L’antepost sul Sei Nazioni è una scommessa sul vincitore dell’intero torneo, piazzata prima della prima giornata. Sui bookmaker ADM le quote si aprono fra dicembre e i primi di gennaio, restano molto fluide nelle prime due settimane, poi si stringono in modo netto verso il calcio d’inizio. Il payout medio del Sei Nazioni si attesta intorno al 92,5% — il valore più alto fra i tornei rugby coperti dai bookmaker italiani, sopra TOP 14 (91,7%) e Premiership (91%) — e questo riflette anche il volume di liquidità che il mercato antepost attira ogni stagione.
In questo pezzo voglio mostrarti come ragiono quando piazzo un antepost. Non un decalogo astratto: la meccanica vera, le finestre temporali in cui osservo il mercato, come confronto il valore antepost con quello di un singolo match, i rischi specifici (capitale bloccato per due mesi, rinvii, infortuni chiave) e cosa mi dice lo storico delle quote iniziali sui vincitori reali. Alla fine sai esattamente quando ha senso piazzare e quando è meglio aspettare il singolo turno.
Definizione tecnica: cosa stai comprando quando apri un antepost
Mi viene chiesto spesso se l’antepost è “una multipla nascosta”. Non lo è. Stai comprando un singolo evento — il vincitore del torneo — pagato a una quota fissata oggi e regolata fra due mesi e mezzo. Tecnicamente è una future bet, dove il sottostante è un risultato definito (vince chi accumula più punti classifica, o chi vince lo spareggio in caso di parità di criteri). Il bookmaker apre il book sulla base di un modello di probabilità implicita per ciascuna delle sei nazionali e applica il proprio overround — il margine — distribuito sull’insieme delle quote.
Esempio concreto. A metà dicembre vedo Francia 2.50, Irlanda 2.75, Inghilterra 4.50, Galles 12.00, Scozia 17.00, Italia 251.00. Sommo le probabilità implicite (1 diviso ogni quota): la somma fa 1.125, quindi l’overround è il 12,5% e il payout teorico di quel mercato antepost è 88,9%. Più basso del 92,5% medio del torneo. È una regolarità: l’antepost paga peggio del singolo 1X2 perché concentra incertezza e rischio gestionale del book su un orizzonte lungo.

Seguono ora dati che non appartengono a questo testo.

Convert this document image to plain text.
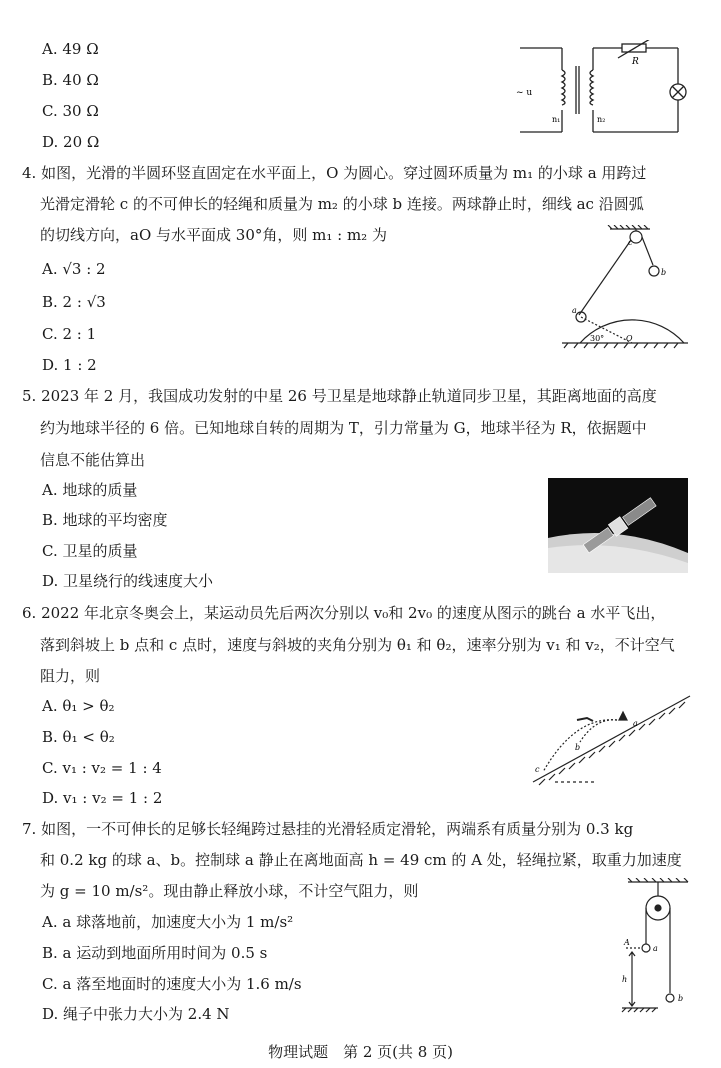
A. 49 Ω
B. 40 Ω
C. 30 Ω
D. 20 Ω
~ u
n₁	n₂
R
4. 如图，光滑的半圆环竖直固定在水平面上，O 为圆心。穿过圆环质量为 m₁ 的小球 a 用跨过
光滑定滑轮 c 的不可伸长的轻绳和质量为 m₂ 的小球 b 连接。两球静止时，细线 ac 沿圆弧
的切线方向，aO 与水平面成 30°角，则 m₁ : m₂ 为
A. √3 : 2
B. 2 : √3
C. 2 : 1
D. 1 : 2
c
b
a
30°	O
5. 2023 年 2 月，我国成功发射的中星 26 号卫星是地球静止轨道同步卫星，其距离地面的高度
约为地球半径的 6 倍。已知地球自转的周期为 T，引力常量为 G，地球半径为 R，依据题中
信息不能估算出
A. 地球的质量
B. 地球的平均密度
C. 卫星的质量
D. 卫星绕行的线速度大小
6. 2022 年北京冬奥会上，某运动员先后两次分别以 v₀和 2v₀ 的速度从图示的跳台 a 水平飞出，
落到斜坡上 b 点和 c 点时，速度与斜坡的夹角分别为 θ₁ 和 θ₂，速率分别为 v₁ 和 v₂，不计空气
阻力，则
A. θ₁ > θ₂
B. θ₁ < θ₂
C. v₁ : v₂ = 1 : 4
D. v₁ : v₂ = 1 : 2
a
b
c
7. 如图，一不可伸长的足够长轻绳跨过悬挂的光滑轻质定滑轮，两端系有质量分别为 0.3 kg
和 0.2 kg 的球 a、b。控制球 a 静止在离地面高 h = 49 cm 的 A 处，轻绳拉紧，取重力加速度
为 g = 10 m/s²。现由静止释放小球，不计空气阻力，则
A. a 球落地前，加速度大小为 1 m/s²
B. a 运动到地面所用时间为 0.5 s
C. a 落至地面时的速度大小为 1.6 m/s
D. 绳子中张力大小为 2.4 N
A
a
h
b
物理试题　第 2 页(共 8 页)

Il payout antepost cambia di settimana in settimana mentre il book si riequilibra. Quando una nazionale parte male, la sua quota si allarga, le altre si stringono e l’overround complessivo può scendere temporaneamente sotto il 10%. Sono finestre tecniche — durano poche ore, talvolta un giorno — in cui un giocatore esperto trova value reale. Tieni a mente la differenza tra “scommettere sull’evento” e “scommettere su un mercato”: l’antepost è dichiaratamente la seconda.

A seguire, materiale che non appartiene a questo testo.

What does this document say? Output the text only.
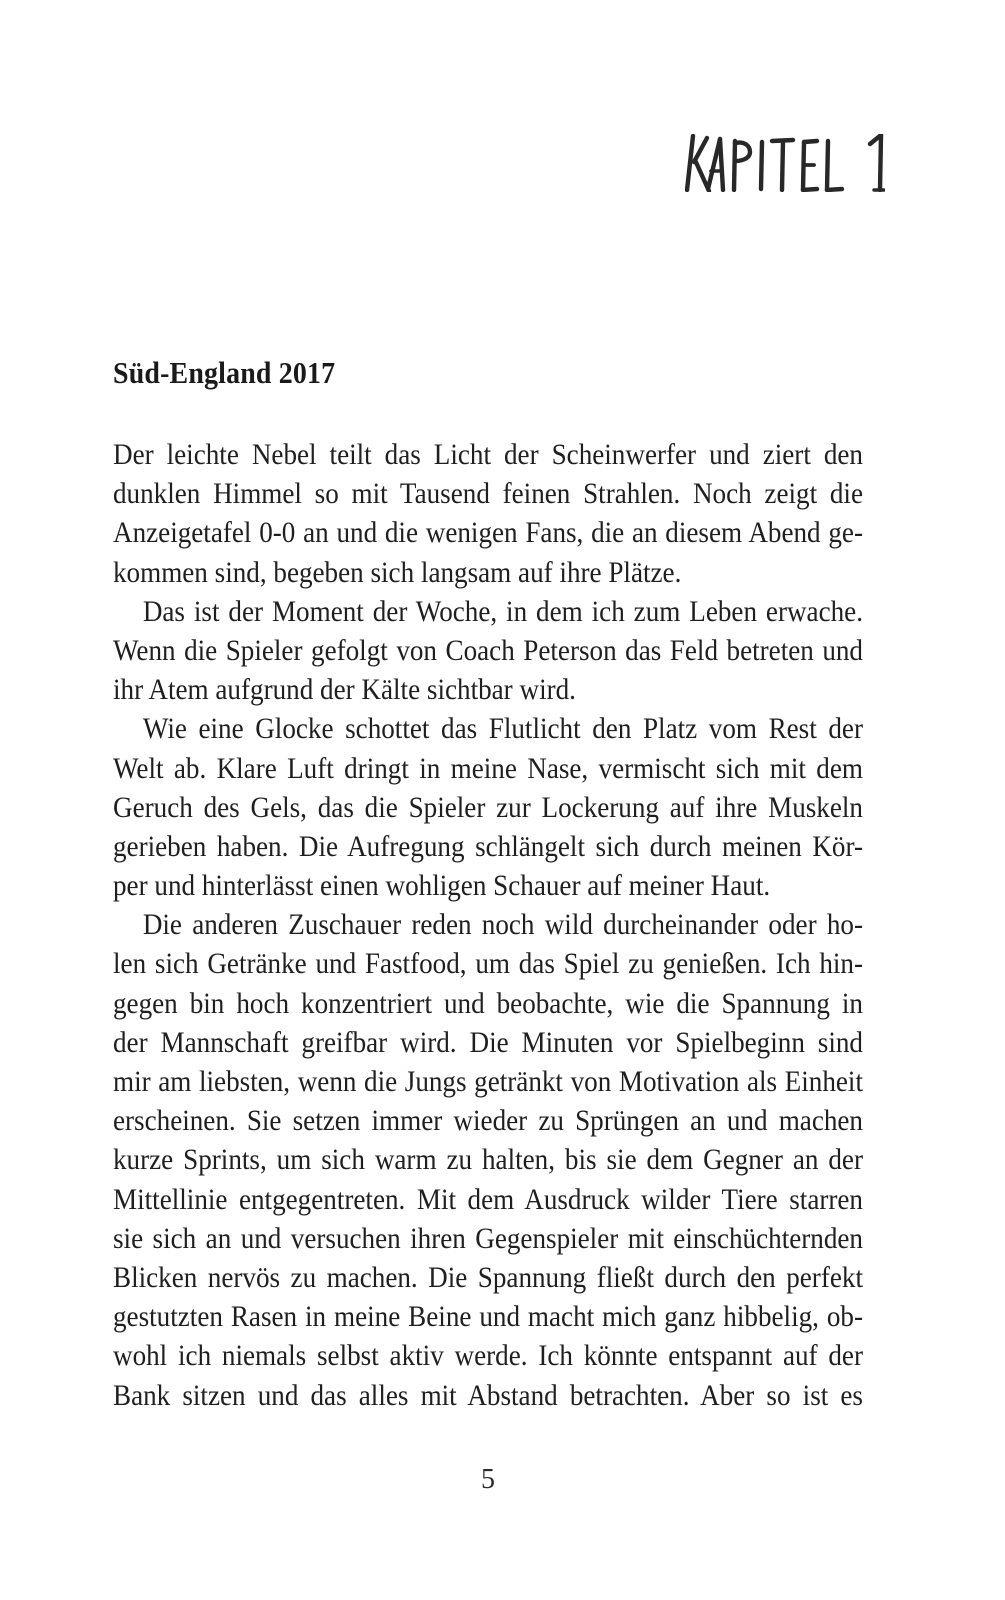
Süd-England 2017
Der leichte Nebel teilt das Licht der Scheinwerfer und ziert den
dunklen Himmel so mit Tausend feinen Strahlen. Noch zeigt die
Anzeigetafel 0-0 an und die wenigen Fans, die an diesem Abend ge-
kommen sind, begeben sich langsam auf ihre Plätze.
Das ist der Moment der Woche, in dem ich zum Leben erwache.
Wenn die Spieler gefolgt von Coach Peterson das Feld betreten und
ihr Atem aufgrund der Kälte sichtbar wird.
Wie eine Glocke schottet das Flutlicht den Platz vom Rest der
Welt ab. Klare Luft dringt in meine Nase, vermischt sich mit dem
Geruch des Gels, das die Spieler zur Lockerung auf ihre Muskeln
gerieben haben. Die Aufregung schlängelt sich durch meinen Kör-
per und hinterlässt einen wohligen Schauer auf meiner Haut.
Die anderen Zuschauer reden noch wild durcheinander oder ho-
len sich Getränke und Fastfood, um das Spiel zu genießen. Ich hin-
gegen bin hoch konzentriert und beobachte, wie die Spannung in
der Mannschaft greifbar wird. Die Minuten vor Spielbeginn sind
mir am liebsten, wenn die Jungs getränkt von Motivation als Einheit
erscheinen. Sie setzen immer wieder zu Sprüngen an und machen
kurze Sprints, um sich warm zu halten, bis sie dem Gegner an der
Mittellinie entgegentreten. Mit dem Ausdruck wilder Tiere starren
sie sich an und versuchen ihren Gegenspieler mit einschüchternden
Blicken nervös zu machen. Die Spannung fließt durch den perfekt
gestutzten Rasen in meine Beine und macht mich ganz hibbelig, ob-
wohl ich niemals selbst aktiv werde. Ich könnte entspannt auf der
Bank sitzen und das alles mit Abstand betrachten. Aber so ist es
5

Una nota tecnica che molti trascurano: l’antepost ADM si regola sulla classifica ufficiale a fine torneo, inclusi i punti bonus offensivi (4 mete) e difensivi (sconfitta entro 7 punti). Non è la classifica “sportiva pura” delle vittorie: due squadre con tre vittorie possono finire diverse per punti bonus. Le condizioni del bookmaker chiariscono quale criterio fa fede in caso di parità — di solito è la classifica ufficiale di Six Nations Rugby Limited.
Le tre finestre temporali che monitoro ogni anno
Sai qual è la differenza tra chi gioca antepost per hobby e chi lo fa per profitto? Il timing. Il primo apre l’app a gennaio, vede una quota e la prende. Il secondo conosce a memoria tre finestre dell’anno e sa cosa cercare in ognuna.

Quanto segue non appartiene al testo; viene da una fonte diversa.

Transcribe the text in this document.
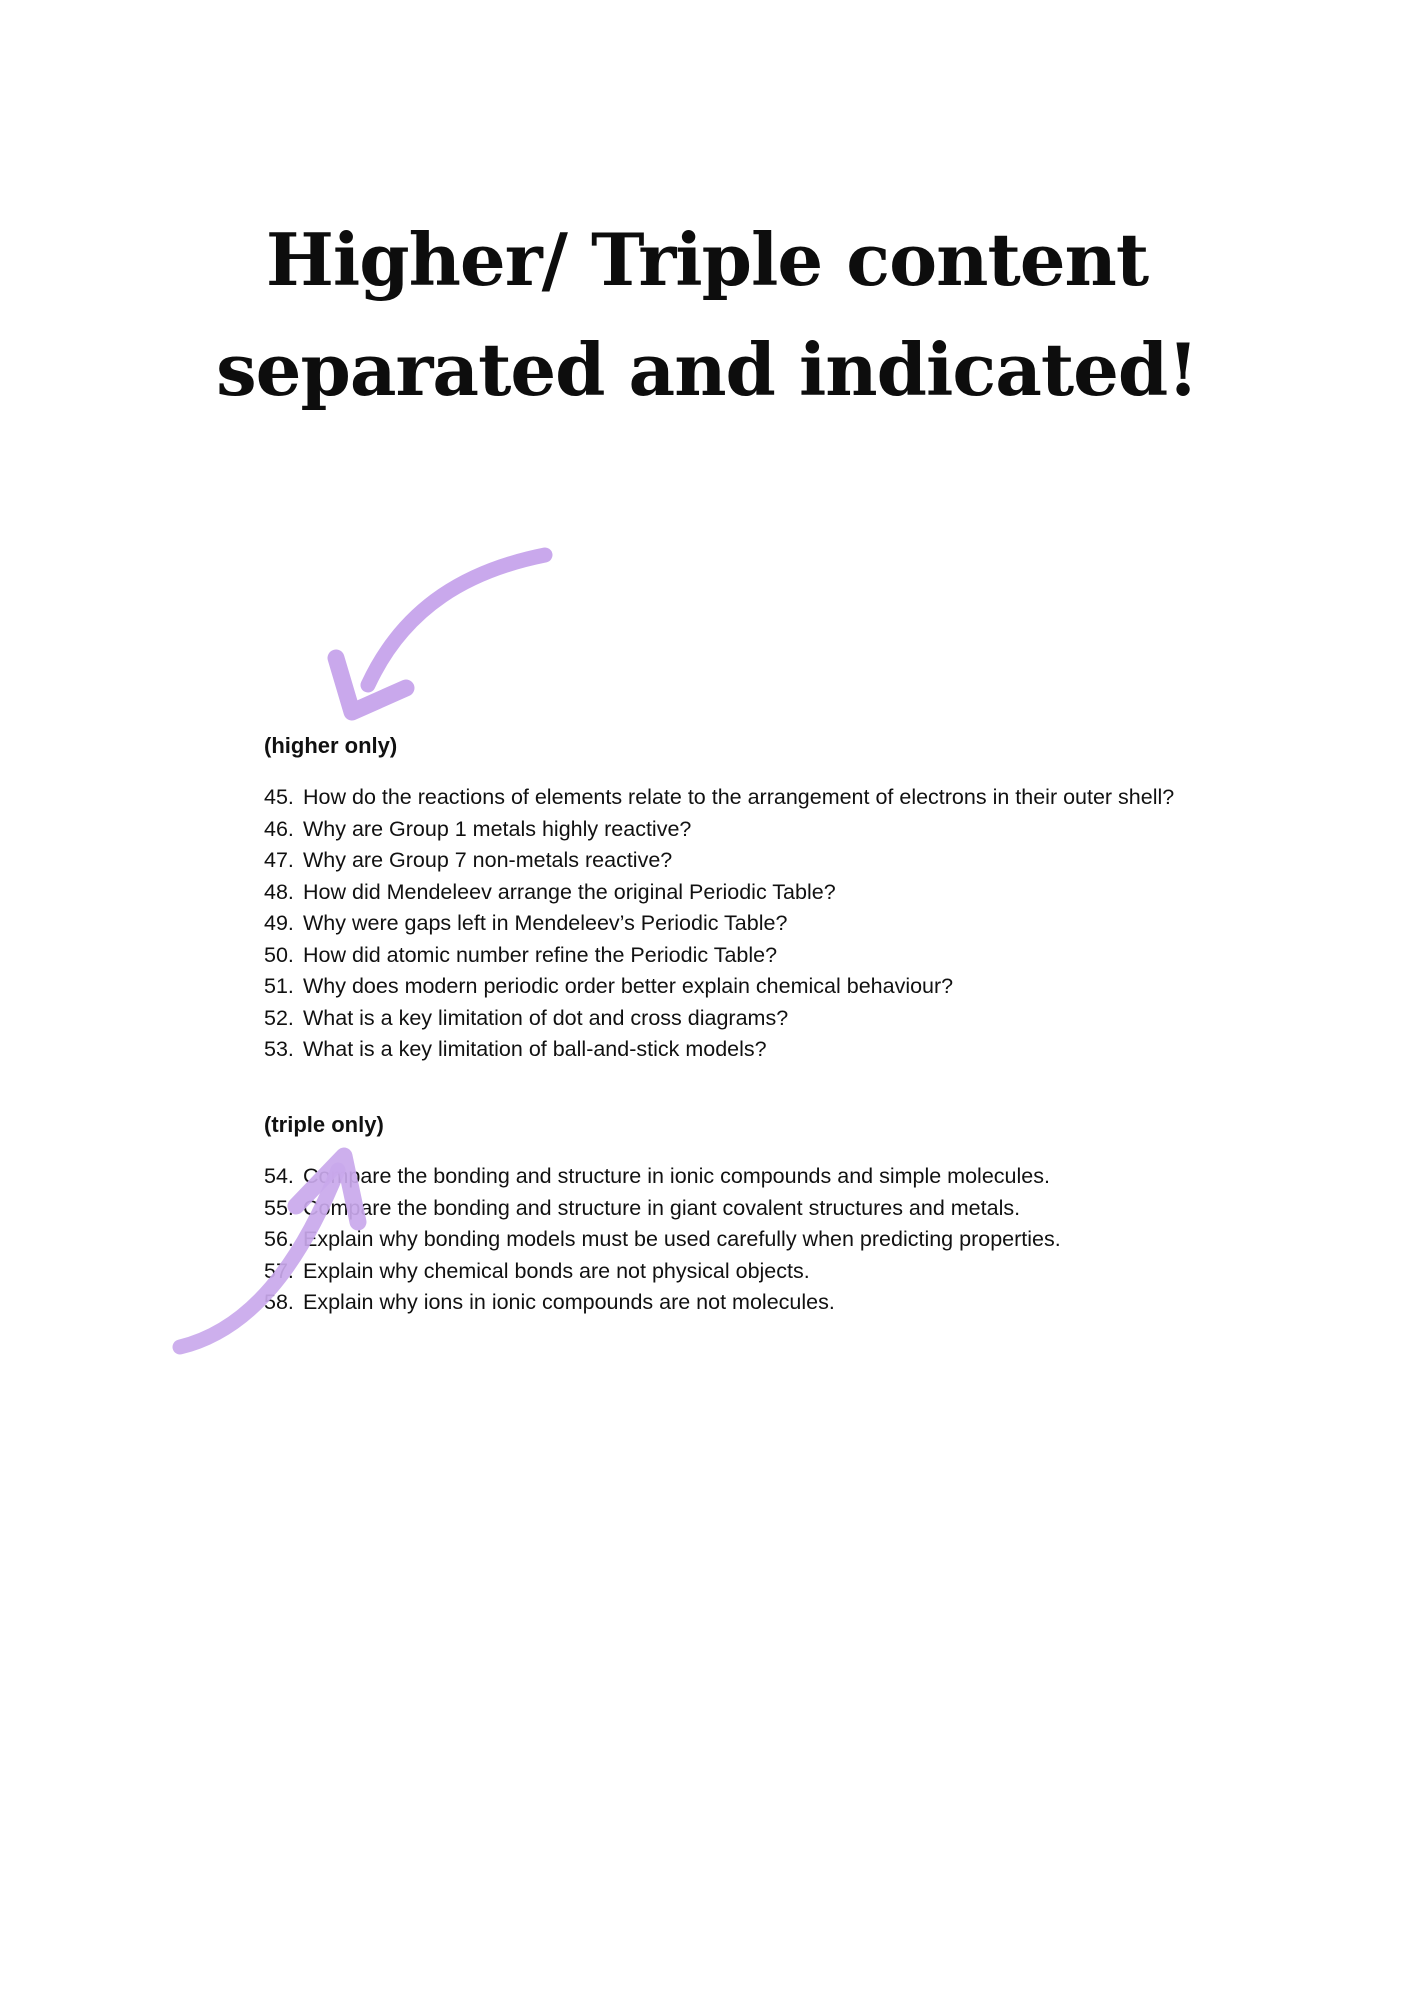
Higher/ Triple content
separated and indicated!

(higher only)

45. How do the reactions of elements relate to the arrangement of electrons in their outer shell?
46. Why are Group 1 metals highly reactive?
47. Why are Group 7 non-metals reactive?
48. How did Mendeleev arrange the original Periodic Table?
49. Why were gaps left in Mendeleev’s Periodic Table?
50. How did atomic number refine the Periodic Table?
51. Why does modern periodic order better explain chemical behaviour?
52. What is a key limitation of dot and cross diagrams?
53. What is a key limitation of ball-and-stick models?

(triple only)

54. Compare the bonding and structure in ionic compounds and simple molecules.
55. Compare the bonding and structure in giant covalent structures and metals.
56. Explain why bonding models must be used carefully when predicting properties.
57. Explain why chemical bonds are not physical objects.
58. Explain why ions in ionic compounds are not molecules.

La prima finestra è dicembre-inizio gennaio. È il momento in cui i book aprono e calibrano. Le quote sono “spesse” — si muovono di 0.20-0.50 al giorno — perché il bookmaker non ha ancora capito dove si concentra la liquidità. È qui che si trovano i value più puliti se hai una tesi forte, ma è anche il momento di maggiore incertezza informativa: convocazioni, infortuni autunnali ancora in corso, novità tecniche dei head coach. Io entro qui solo se ho visto qualcosa nei test match autunnali che il mercato non ha ancora prezzato.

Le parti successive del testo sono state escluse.